Insbesondere ist der Zahnarzt verpflichtet,
a) seinen Beruf gewissenhaft und nach den Geboten der ärztlichen Ethik und der Menschlichkeit auszuüben,
b) die Regeln der zahnmedizinischen Wissenschaft zu beachten,
c) dem ihm im Zusammenhang mit dem Beruf entgegengebrachten Vertrauen zu entsprechen,
d) sein Wissen und Können in den Dienst der Vorsorge, der Erhaltung und der Wiederherstellung der Gesundheit zu stellen.
(3) Der Zahnarzt hat das Recht seiner Patienten auf freie Arztwahl zu achten.

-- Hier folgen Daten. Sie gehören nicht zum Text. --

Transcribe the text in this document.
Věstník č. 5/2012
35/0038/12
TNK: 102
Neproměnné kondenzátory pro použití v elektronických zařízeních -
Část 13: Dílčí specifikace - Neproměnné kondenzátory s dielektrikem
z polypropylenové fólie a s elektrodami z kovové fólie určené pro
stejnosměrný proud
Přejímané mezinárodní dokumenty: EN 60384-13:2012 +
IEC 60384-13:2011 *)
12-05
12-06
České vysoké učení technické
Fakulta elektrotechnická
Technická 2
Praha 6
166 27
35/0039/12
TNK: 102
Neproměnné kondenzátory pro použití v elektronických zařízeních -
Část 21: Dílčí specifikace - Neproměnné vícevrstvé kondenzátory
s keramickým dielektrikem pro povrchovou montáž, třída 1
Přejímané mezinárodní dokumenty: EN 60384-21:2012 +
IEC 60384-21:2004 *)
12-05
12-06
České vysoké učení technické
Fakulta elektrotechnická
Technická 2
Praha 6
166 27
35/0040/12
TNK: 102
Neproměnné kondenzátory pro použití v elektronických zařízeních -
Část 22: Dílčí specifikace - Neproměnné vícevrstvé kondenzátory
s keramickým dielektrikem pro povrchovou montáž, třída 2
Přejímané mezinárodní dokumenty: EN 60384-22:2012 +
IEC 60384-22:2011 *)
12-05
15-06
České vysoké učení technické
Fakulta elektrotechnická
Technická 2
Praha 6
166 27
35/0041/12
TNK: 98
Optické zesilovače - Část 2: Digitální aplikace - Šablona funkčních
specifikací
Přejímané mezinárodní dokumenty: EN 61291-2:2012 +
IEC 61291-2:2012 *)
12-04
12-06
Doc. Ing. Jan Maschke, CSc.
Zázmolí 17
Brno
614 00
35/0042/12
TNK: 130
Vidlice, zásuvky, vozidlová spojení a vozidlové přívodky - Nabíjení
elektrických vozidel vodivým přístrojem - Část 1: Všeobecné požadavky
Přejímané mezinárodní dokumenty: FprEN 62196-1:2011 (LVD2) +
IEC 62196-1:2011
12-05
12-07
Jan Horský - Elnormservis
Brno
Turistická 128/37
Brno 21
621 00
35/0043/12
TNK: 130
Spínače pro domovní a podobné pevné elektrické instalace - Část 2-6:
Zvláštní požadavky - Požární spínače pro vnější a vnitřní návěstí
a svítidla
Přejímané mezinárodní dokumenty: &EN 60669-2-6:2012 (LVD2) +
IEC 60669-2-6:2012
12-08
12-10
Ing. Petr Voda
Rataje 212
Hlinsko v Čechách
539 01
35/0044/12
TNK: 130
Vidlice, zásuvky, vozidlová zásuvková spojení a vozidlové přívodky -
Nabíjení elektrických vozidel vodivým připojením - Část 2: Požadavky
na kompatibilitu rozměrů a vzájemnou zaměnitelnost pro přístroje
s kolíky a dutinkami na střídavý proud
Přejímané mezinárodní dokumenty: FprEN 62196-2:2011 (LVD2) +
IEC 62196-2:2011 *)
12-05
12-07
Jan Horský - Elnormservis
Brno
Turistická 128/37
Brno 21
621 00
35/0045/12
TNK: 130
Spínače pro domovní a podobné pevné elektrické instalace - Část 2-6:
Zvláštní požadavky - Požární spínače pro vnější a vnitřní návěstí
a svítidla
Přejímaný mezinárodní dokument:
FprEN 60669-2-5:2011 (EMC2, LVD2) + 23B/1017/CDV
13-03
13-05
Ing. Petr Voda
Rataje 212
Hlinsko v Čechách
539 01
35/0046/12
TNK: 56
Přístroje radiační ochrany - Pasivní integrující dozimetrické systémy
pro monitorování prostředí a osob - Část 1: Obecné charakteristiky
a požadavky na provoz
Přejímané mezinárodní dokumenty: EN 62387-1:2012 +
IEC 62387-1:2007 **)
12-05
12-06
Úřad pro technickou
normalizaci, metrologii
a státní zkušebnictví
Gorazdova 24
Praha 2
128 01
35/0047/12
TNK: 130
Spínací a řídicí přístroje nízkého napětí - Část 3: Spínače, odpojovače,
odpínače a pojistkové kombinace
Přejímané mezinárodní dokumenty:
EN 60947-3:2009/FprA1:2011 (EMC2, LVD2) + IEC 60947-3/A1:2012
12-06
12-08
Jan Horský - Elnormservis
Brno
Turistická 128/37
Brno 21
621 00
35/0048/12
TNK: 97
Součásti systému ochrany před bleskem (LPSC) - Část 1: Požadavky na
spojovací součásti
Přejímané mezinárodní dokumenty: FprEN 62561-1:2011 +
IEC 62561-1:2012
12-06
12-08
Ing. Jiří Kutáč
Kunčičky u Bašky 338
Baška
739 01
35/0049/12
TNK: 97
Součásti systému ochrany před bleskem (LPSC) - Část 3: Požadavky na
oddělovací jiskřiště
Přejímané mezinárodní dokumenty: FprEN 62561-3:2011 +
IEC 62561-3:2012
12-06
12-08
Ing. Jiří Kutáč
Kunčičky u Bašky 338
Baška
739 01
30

(4) Der Zahnarzt kann die zahnärztliche Behandlung ablehnen, wenn
a) eine Behandlung nicht gewissenhaft und sachgerecht durchgeführt oder
b) die Behandlung ihm nach pflichtgemäßer Interessenabwägung nicht zugemutet werden kann oder
c) er der Überzeugung ist, dass das notwendige Vertrauensverhältnis zwischen ihm und dem Patienten nicht besteht.
Seine Verpflichtung, in Notfällen zu helfen, bleibt davon unberührt.
(5) Der Zahnarzt ist verpflichtet, die ihm aus seiner zahnärztlichen Behandlungstätigkeit bekannt werdenden unerwünschten Arzneimittelwirkungen der Arzneimittelkommission der deutschen Zahnärzteschaft mitzuteilen.
(6) Dem Zahnarzt ist es nicht gestattet, für die Verordnung und Empfehlung von Heil- oder Hilfsmitteln sowie Materialien und Geräten von dem Hersteller oder Händler eine Vergütung oder sonstige wirtschaftliche Vergünstigung zu fordern oder anzunehmen.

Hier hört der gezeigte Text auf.